Methods Inf Med 2015; 54(06): 548-552
DOI: 10.3414/ME14-02-0018
Focus Theme – Original Articles
Schattauer GmbH

Scaling-up NLP Pipelines to Process Large Corpora of Clinical Notes

G. Divita
1   VA Salt Lake City Health Care System and University of Utah School of Medicine, Salt Lake City, Utah, USA
,
M. Carter
1   VA Salt Lake City Health Care System and University of Utah School of Medicine, Salt Lake City, Utah, USA
,
A. Redd
1   VA Salt Lake City Health Care System and University of Utah School of Medicine, Salt Lake City, Utah, USA
,
Q. Zeng
1   VA Salt Lake City Health Care System and University of Utah School of Medicine, Salt Lake City, Utah, USA
,
K. Gupta
2   VA Boston Healthcare System and Boston University School of Medicine, Boston, Massachusetts, USA
,
B. Trautner
3   VA Houston Health Care System and Baylor College of Medicine, Department of Medicine, Houston, Texas, USA
,
M. Samore
1   VA Salt Lake City Health Care System and University of Utah School of Medicine, Salt Lake City, Utah, USA
,
A. Gundlapalli
1   VA Salt Lake City Health Care System and University of Utah School of Medicine, Salt Lake City, Utah, USA
› Author Affiliations
Further Information

Publication History

received: 03 October 2014

accepted: 03 September 2015

Publication Date:
23 January 2018 (online)

Summary

Introduction: This article is part of the Focus Theme of Methods of Information in Medicine on “Big Data and Analytics in Healthcare”.

Objectives: This paper describes the scale-up efforts at the VA Salt Lake City Health Care System to address processing large corpora of clinical notes through a natural language processing (NLP) pipeline. The use case described is a current project focused on detecting the presence of an indwelling uri-nary catheter in hospitalized patients and subsequent catheter-associated urinary tract infections.

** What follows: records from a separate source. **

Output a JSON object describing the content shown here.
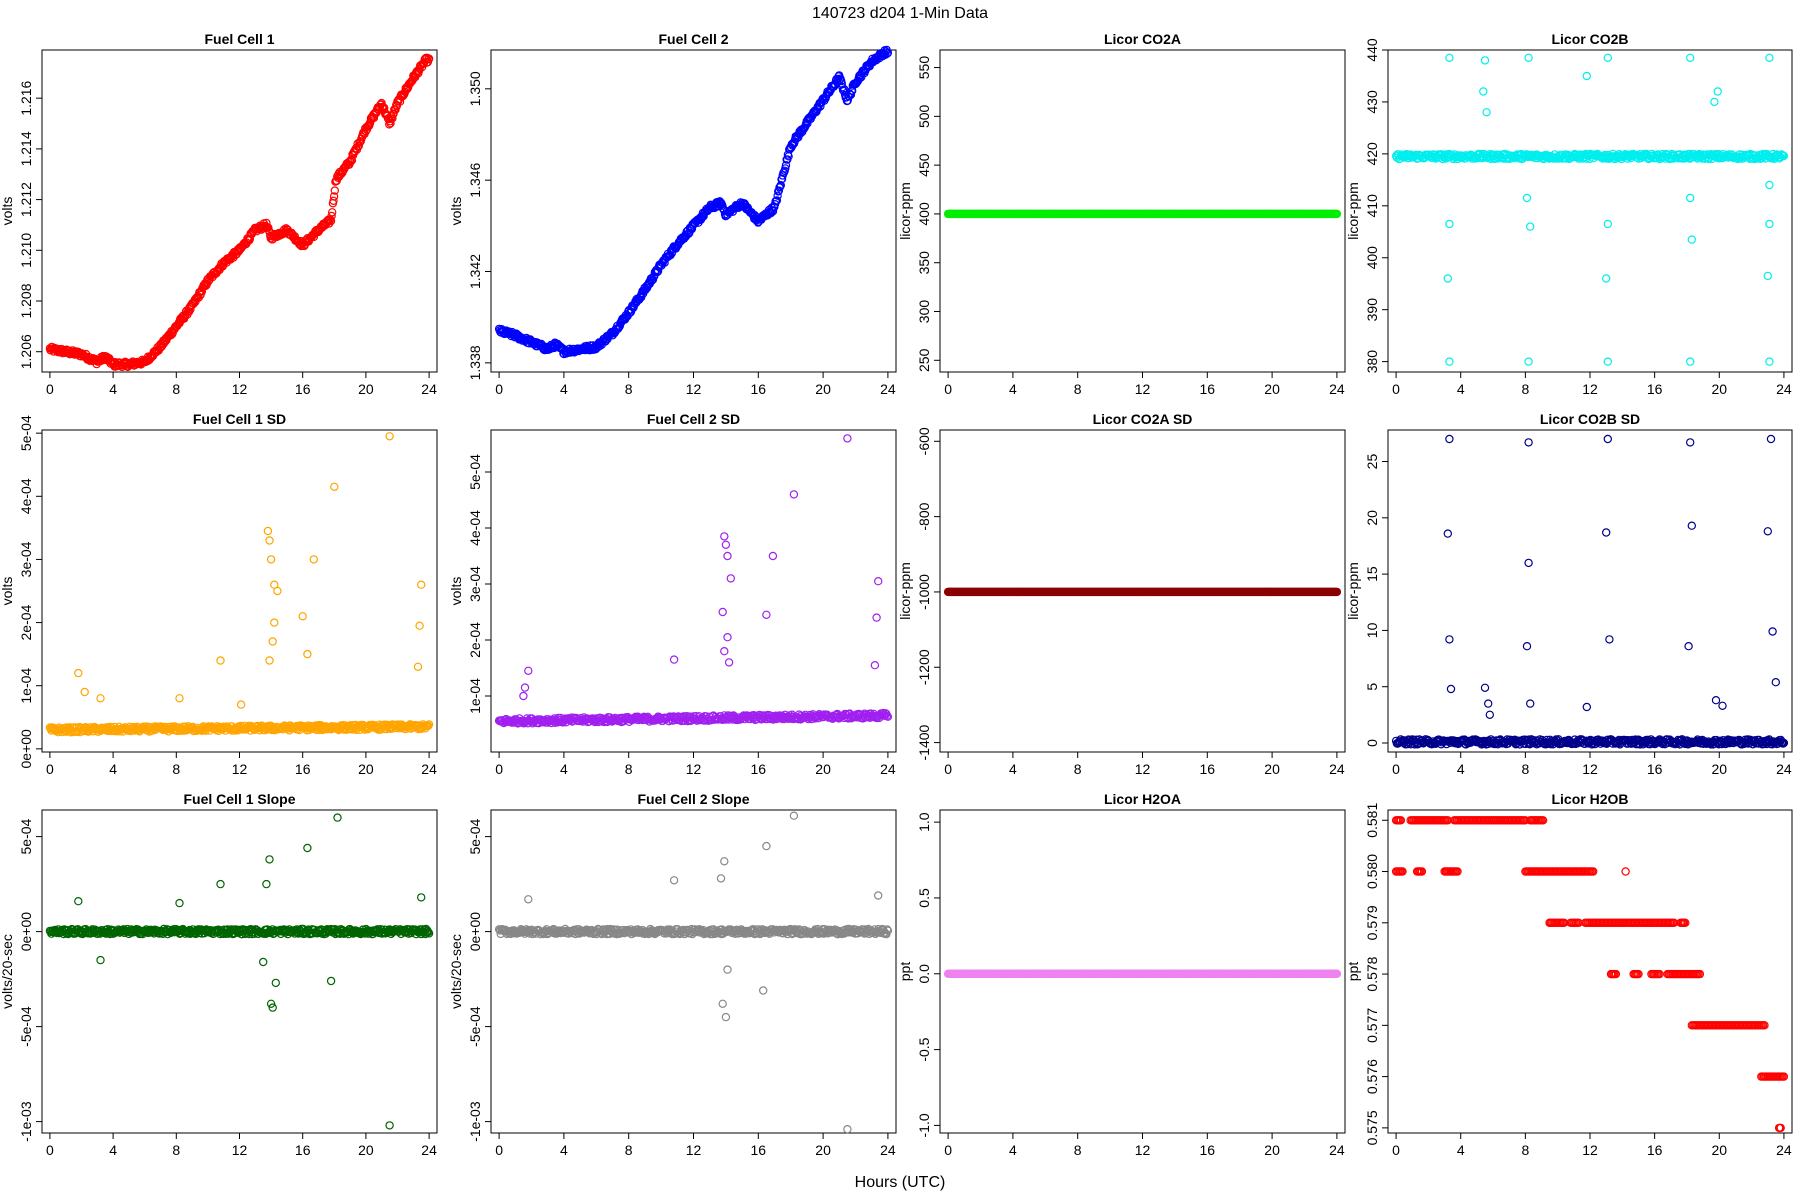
{
  "figure": {
    "title": "140723   d204   1-Min Data",
    "xlabel": "Hours (UTC)"
  },
  "chart_data": [
    {
      "type": "scatter",
      "title": "Fuel Cell 1",
      "ylabel": "volts",
      "color": "#ff0000",
      "xlim": [
        -0.5,
        24.5
      ],
      "ylim": [
        1.2052,
        1.2179
      ],
      "xticks": [
        0,
        4,
        8,
        12,
        16,
        20,
        24
      ],
      "yticks": [
        1.206,
        1.208,
        1.21,
        1.212,
        1.214,
        1.216
      ],
      "yticklabels": [
        "1.206",
        "1.208",
        "1.210",
        "1.212",
        "1.214",
        "1.216"
      ],
      "x": [
        0,
        1,
        2,
        3,
        3.5,
        4,
        5,
        6,
        7,
        8,
        9,
        10,
        11,
        12,
        13,
        13.7,
        14,
        15,
        16,
        17,
        17.8,
        18.1,
        19,
        20,
        21,
        21.5,
        22,
        23,
        23.8
      ],
      "y": [
        1.2061,
        1.206,
        1.2059,
        1.2056,
        1.2058,
        1.2055,
        1.2055,
        1.2056,
        1.2062,
        1.207,
        1.2078,
        1.2088,
        1.2095,
        1.21,
        1.2108,
        1.211,
        1.2105,
        1.2108,
        1.2102,
        1.2108,
        1.2112,
        1.2128,
        1.2135,
        1.2148,
        1.2158,
        1.215,
        1.2158,
        1.2168,
        1.2175
      ],
      "n_points": 600
    },
    {
      "type": "scatter",
      "title": "Fuel Cell 2",
      "ylabel": "volts",
      "color": "#0000ff",
      "xlim": [
        -0.5,
        24.5
      ],
      "ylim": [
        1.3376,
        1.3517
      ],
      "xticks": [
        0,
        4,
        8,
        12,
        16,
        20,
        24
      ],
      "yticks": [
        1.338,
        1.342,
        1.346,
        1.35
      ],
      "yticklabels": [
        "1.338",
        "1.342",
        "1.346",
        "1.350"
      ],
      "x": [
        0,
        1,
        2,
        3,
        3.5,
        4,
        5,
        6,
        7,
        8,
        9,
        10,
        11,
        12,
        13,
        13.7,
        14,
        15,
        16,
        17,
        18,
        19,
        20,
        21,
        21.5,
        22,
        23,
        23.8
      ],
      "y": [
        1.3394,
        1.3392,
        1.3389,
        1.3386,
        1.3388,
        1.3385,
        1.3386,
        1.3387,
        1.3393,
        1.3402,
        1.3412,
        1.3423,
        1.3432,
        1.344,
        1.3448,
        1.345,
        1.3445,
        1.345,
        1.3442,
        1.3448,
        1.3475,
        1.3485,
        1.3495,
        1.3505,
        1.3495,
        1.3503,
        1.3512,
        1.3516
      ],
      "n_points": 600
    },
    {
      "type": "scatter",
      "title": "Licor CO2A",
      "ylabel": "licor-ppm",
      "color": "#00ee00",
      "xlim": [
        -0.5,
        24.5
      ],
      "ylim": [
        238,
        568
      ],
      "xticks": [
        0,
        4,
        8,
        12,
        16,
        20,
        24
      ],
      "yticks": [
        250,
        300,
        350,
        400,
        450,
        500,
        550
      ],
      "yticklabels": [
        "250",
        "300",
        "350",
        "400",
        "450",
        "500",
        "550"
      ],
      "x": [
        0,
        24
      ],
      "y": [
        400,
        400
      ],
      "n_points": 600
    },
    {
      "type": "scatter",
      "title": "Licor CO2B",
      "ylabel": "licor-ppm",
      "color": "#00eeee",
      "xlim": [
        -0.5,
        24.5
      ],
      "ylim": [
        378,
        440
      ],
      "xticks": [
        0,
        4,
        8,
        12,
        16,
        20,
        24
      ],
      "yticks": [
        380,
        390,
        400,
        410,
        420,
        430,
        440
      ],
      "yticklabels": [
        "380",
        "390",
        "400",
        "410",
        "420",
        "430",
        "440"
      ],
      "x": [
        0,
        24
      ],
      "y": [
        419.5,
        419.5
      ],
      "n_points": 500,
      "outliers": [
        [
          3.3,
          438.5
        ],
        [
          3.3,
          380
        ],
        [
          3.2,
          396
        ],
        [
          3.3,
          406.5
        ],
        [
          5.5,
          438
        ],
        [
          5.6,
          428
        ],
        [
          5.4,
          432
        ],
        [
          8.2,
          438.5
        ],
        [
          8.2,
          380
        ],
        [
          8.1,
          411.5
        ],
        [
          8.3,
          406
        ],
        [
          13.1,
          438.5
        ],
        [
          13.1,
          380
        ],
        [
          13.0,
          396
        ],
        [
          13.1,
          406.5
        ],
        [
          11.8,
          435
        ],
        [
          18.2,
          438.5
        ],
        [
          18.2,
          380
        ],
        [
          18.3,
          403.5
        ],
        [
          18.2,
          411.5
        ],
        [
          19.9,
          432
        ],
        [
          19.7,
          430
        ],
        [
          23.1,
          438.5
        ],
        [
          23.1,
          380
        ],
        [
          23.0,
          396.5
        ],
        [
          23.1,
          406.5
        ],
        [
          23.1,
          414
        ]
      ]
    },
    {
      "type": "scatter",
      "title": "Fuel Cell 1 SD",
      "ylabel": "volts",
      "color": "#ffa500",
      "xlim": [
        -0.5,
        24.5
      ],
      "ylim": [
        -5e-06,
        0.000505
      ],
      "xticks": [
        0,
        4,
        8,
        12,
        16,
        20,
        24
      ],
      "yticks": [
        0,
        0.0001,
        0.0002,
        0.0003,
        0.0004,
        0.0005
      ],
      "yticklabels": [
        "0e+00",
        "1e-04",
        "2e-04",
        "3e-04",
        "4e-04",
        "5e-04"
      ],
      "x": [
        0,
        24
      ],
      "y": [
        3e-05,
        3.5e-05
      ],
      "n_points": 500,
      "outliers": [
        [
          1.8,
          0.00012
        ],
        [
          2.2,
          9e-05
        ],
        [
          3.2,
          8e-05
        ],
        [
          8.2,
          8e-05
        ],
        [
          10.8,
          0.00014
        ],
        [
          12.1,
          7e-05
        ],
        [
          13.8,
          0.000345
        ],
        [
          13.9,
          0.00033
        ],
        [
          14.0,
          0.0003
        ],
        [
          14.2,
          0.00026
        ],
        [
          14.4,
          0.00025
        ],
        [
          14.1,
          0.00017
        ],
        [
          13.9,
          0.00014
        ],
        [
          14.2,
          0.0002
        ],
        [
          16.0,
          0.00021
        ],
        [
          16.3,
          0.00015
        ],
        [
          16.7,
          0.0003
        ],
        [
          18.0,
          0.000415
        ],
        [
          21.5,
          0.000495
        ],
        [
          23.5,
          0.00026
        ],
        [
          23.4,
          0.000195
        ],
        [
          23.3,
          0.00013
        ]
      ]
    },
    {
      "type": "scatter",
      "title": "Fuel Cell 2 SD",
      "ylabel": "volts",
      "color": "#a020f0",
      "xlim": [
        -0.5,
        24.5
      ],
      "ylim": [
        0.0,
        0.000575
      ],
      "xticks": [
        0,
        4,
        8,
        12,
        16,
        20,
        24
      ],
      "yticks": [
        0.0001,
        0.0002,
        0.0003,
        0.0004,
        0.0005
      ],
      "yticklabels": [
        "1e-04",
        "2e-04",
        "3e-04",
        "4e-04",
        "5e-04"
      ],
      "x": [
        0,
        24
      ],
      "y": [
        5.5e-05,
        6.5e-05
      ],
      "n_points": 500,
      "outliers": [
        [
          1.8,
          0.000145
        ],
        [
          1.6,
          0.000115
        ],
        [
          1.5,
          0.0001
        ],
        [
          10.8,
          0.000165
        ],
        [
          13.9,
          0.000385
        ],
        [
          14.0,
          0.00037
        ],
        [
          14.1,
          0.00035
        ],
        [
          14.3,
          0.00031
        ],
        [
          13.8,
          0.00025
        ],
        [
          14.1,
          0.000205
        ],
        [
          13.9,
          0.00018
        ],
        [
          14.2,
          0.00016
        ],
        [
          16.5,
          0.000245
        ],
        [
          16.9,
          0.00035
        ],
        [
          18.2,
          0.00046
        ],
        [
          21.5,
          0.00056
        ],
        [
          23.4,
          0.000305
        ],
        [
          23.3,
          0.00024
        ],
        [
          23.2,
          0.000155
        ]
      ]
    },
    {
      "type": "scatter",
      "title": "Licor CO2A SD",
      "ylabel": "licor-ppm",
      "color": "#8b0000",
      "xlim": [
        -0.5,
        24.5
      ],
      "ylim": [
        -1425,
        -570
      ],
      "xticks": [
        0,
        4,
        8,
        12,
        16,
        20,
        24
      ],
      "yticks": [
        -1400,
        -1200,
        -1000,
        -800,
        -600
      ],
      "yticklabels": [
        "-1400",
        "-1200",
        "-1000",
        "-800",
        "-600"
      ],
      "x": [
        0,
        24
      ],
      "y": [
        -1000,
        -1000
      ],
      "n_points": 600
    },
    {
      "type": "scatter",
      "title": "Licor CO2B SD",
      "ylabel": "licor-ppm",
      "color": "#00008b",
      "xlim": [
        -0.5,
        24.5
      ],
      "ylim": [
        -0.8,
        27.8
      ],
      "xticks": [
        0,
        4,
        8,
        12,
        16,
        20,
        24
      ],
      "yticks": [
        0,
        5,
        10,
        15,
        20,
        25
      ],
      "yticklabels": [
        "0",
        "5",
        "10",
        "15",
        "20",
        "25"
      ],
      "x": [
        0,
        24
      ],
      "y": [
        0.1,
        0.1
      ],
      "n_points": 500,
      "outliers": [
        [
          3.3,
          27
        ],
        [
          3.2,
          18.6
        ],
        [
          3.3,
          9.2
        ],
        [
          3.4,
          4.8
        ],
        [
          5.5,
          4.9
        ],
        [
          5.7,
          3.5
        ],
        [
          5.8,
          2.5
        ],
        [
          8.2,
          26.7
        ],
        [
          8.2,
          16
        ],
        [
          8.1,
          8.6
        ],
        [
          8.3,
          3.5
        ],
        [
          11.8,
          3.2
        ],
        [
          13.1,
          27
        ],
        [
          13.0,
          18.7
        ],
        [
          13.2,
          9.2
        ],
        [
          18.2,
          26.7
        ],
        [
          18.3,
          19.3
        ],
        [
          18.1,
          8.6
        ],
        [
          19.8,
          3.8
        ],
        [
          20.2,
          3.3
        ],
        [
          23.2,
          27
        ],
        [
          23.0,
          18.8
        ],
        [
          23.3,
          9.9
        ],
        [
          23.5,
          5.4
        ]
      ]
    },
    {
      "type": "scatter",
      "title": "Fuel Cell 1 Slope",
      "ylabel": "volts/20-sec",
      "color": "#006400",
      "xlim": [
        -0.5,
        24.5
      ],
      "ylim": [
        -0.00106,
        0.00064
      ],
      "xticks": [
        0,
        4,
        8,
        12,
        16,
        20,
        24
      ],
      "yticks": [
        -0.001,
        -0.0005,
        0,
        0.0005
      ],
      "yticklabels": [
        "-1e-03",
        "-5e-04",
        "0e+00",
        "5e-04"
      ],
      "x": [
        0,
        24
      ],
      "y": [
        0,
        0
      ],
      "n_points": 500,
      "outliers": [
        [
          1.8,
          0.00016
        ],
        [
          3.2,
          -0.00015
        ],
        [
          8.2,
          0.00015
        ],
        [
          10.8,
          0.00025
        ],
        [
          13.9,
          0.00038
        ],
        [
          14.0,
          -0.00038
        ],
        [
          14.1,
          -0.0004
        ],
        [
          13.7,
          0.00025
        ],
        [
          13.5,
          -0.00016
        ],
        [
          14.3,
          -0.00027
        ],
        [
          16.3,
          0.00044
        ],
        [
          18.2,
          0.0006
        ],
        [
          17.8,
          -0.00026
        ],
        [
          21.5,
          -0.00102
        ],
        [
          23.5,
          0.00018
        ]
      ]
    },
    {
      "type": "scatter",
      "title": "Fuel Cell 2 Slope",
      "ylabel": "volts/20-sec",
      "color": "#888888",
      "xlim": [
        -0.5,
        24.5
      ],
      "ylim": [
        -0.00106,
        0.00064
      ],
      "xticks": [
        0,
        4,
        8,
        12,
        16,
        20,
        24
      ],
      "yticks": [
        -0.001,
        -0.0005,
        0,
        0.0005
      ],
      "yticklabels": [
        "-1e-03",
        "-5e-04",
        "0e+00",
        "5e-04"
      ],
      "x": [
        0,
        24
      ],
      "y": [
        0,
        0
      ],
      "n_points": 500,
      "outliers": [
        [
          1.8,
          0.00017
        ],
        [
          10.8,
          0.00027
        ],
        [
          13.9,
          0.00037
        ],
        [
          13.8,
          -0.00038
        ],
        [
          14.0,
          -0.00045
        ],
        [
          14.1,
          -0.0002
        ],
        [
          13.7,
          0.00028
        ],
        [
          16.5,
          0.00045
        ],
        [
          16.3,
          -0.00031
        ],
        [
          18.2,
          0.00061
        ],
        [
          21.5,
          -0.00104
        ],
        [
          23.4,
          0.00019
        ]
      ]
    },
    {
      "type": "scatter",
      "title": "Licor H2OA",
      "ylabel": "ppt",
      "color": "#ee82ee",
      "xlim": [
        -0.5,
        24.5
      ],
      "ylim": [
        -1.05,
        1.08
      ],
      "xticks": [
        0,
        4,
        8,
        12,
        16,
        20,
        24
      ],
      "yticks": [
        -1,
        -0.5,
        0,
        0.5,
        1
      ],
      "yticklabels": [
        "-1.0",
        "-0.5",
        "0.0",
        "0.5",
        "1.0"
      ],
      "x": [
        0,
        24
      ],
      "y": [
        0,
        0
      ],
      "n_points": 600
    },
    {
      "type": "scatter",
      "title": "Licor H2OB",
      "ylabel": "ppt",
      "color": "#ff0000",
      "xlim": [
        -0.5,
        24.5
      ],
      "ylim": [
        0.5749,
        0.5812
      ],
      "xticks": [
        0,
        4,
        8,
        12,
        16,
        20,
        24
      ],
      "yticks": [
        0.575,
        0.576,
        0.577,
        0.578,
        0.579,
        0.58,
        0.581
      ],
      "yticklabels": [
        "0.575",
        "0.576",
        "0.577",
        "0.578",
        "0.579",
        "0.580",
        "0.581"
      ],
      "levels": [
        [
          0.0,
          0.3,
          0.581
        ],
        [
          0.0,
          0.4,
          0.58
        ],
        [
          0.9,
          3.2,
          0.581
        ],
        [
          1.3,
          1.6,
          0.58
        ],
        [
          3.0,
          3.8,
          0.58
        ],
        [
          3.6,
          8.0,
          0.581
        ],
        [
          8.3,
          9.1,
          0.581
        ],
        [
          8.0,
          12.2,
          0.58
        ],
        [
          9.5,
          10.4,
          0.579
        ],
        [
          10.8,
          11.3,
          0.579
        ],
        [
          11.7,
          17.2,
          0.579
        ],
        [
          13.3,
          13.6,
          0.578
        ],
        [
          14.7,
          15.0,
          0.578
        ],
        [
          15.8,
          16.3,
          0.578
        ],
        [
          16.8,
          18.8,
          0.578
        ],
        [
          17.6,
          17.9,
          0.579
        ],
        [
          18.3,
          22.8,
          0.577
        ],
        [
          22.6,
          24.0,
          0.576
        ],
        [
          23.7,
          23.8,
          0.575
        ]
      ],
      "outliers": [
        [
          14.2,
          0.58
        ],
        [
          17.8,
          0.579
        ],
        [
          9.5,
          0.579
        ]
      ]
    }
  ]
}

Methods: An NLP algorithm using v3NLP was developed to detect the presence of an indwelling urinary catheter in hospitalized patients. The algorithm was tested on a small corpus of notes on patients for whom the presence or absence of a catheter was already known (reference standard). In planning for a scale-up, we estimated that the original algorithm would have taken 2.4 days to run on a larger corpus of notes for this project (550,000 notes), and 27 days for a corpus of 6 million records representative of a national sample of notes. We approached scaling-up NLP pipelines through three techniques: pipeline replication via multi-threading, intra-annotator threading for tasks that can be further decomposed, and remote annotator services which enable annotator scale-out.

Results: The scale-up resulted in reducing the average time to process a record from 206 milliseconds to 17 milliseconds or a 12-fold increase in performance when applied to a corpus of 550,000 notes.

Conclusions: Purposely simplistic in nature, these scale-up efforts are the straight forward evolution from small scale NLP processing to larger scale extraction without incurring associated complexities that are inherited by the use of the underlying UIMA framework. These efforts represent generalizable and widely applicable techniques that will aid other computationally complex NLP pipelines that are of need to be scaled out for processing and analyzing big data.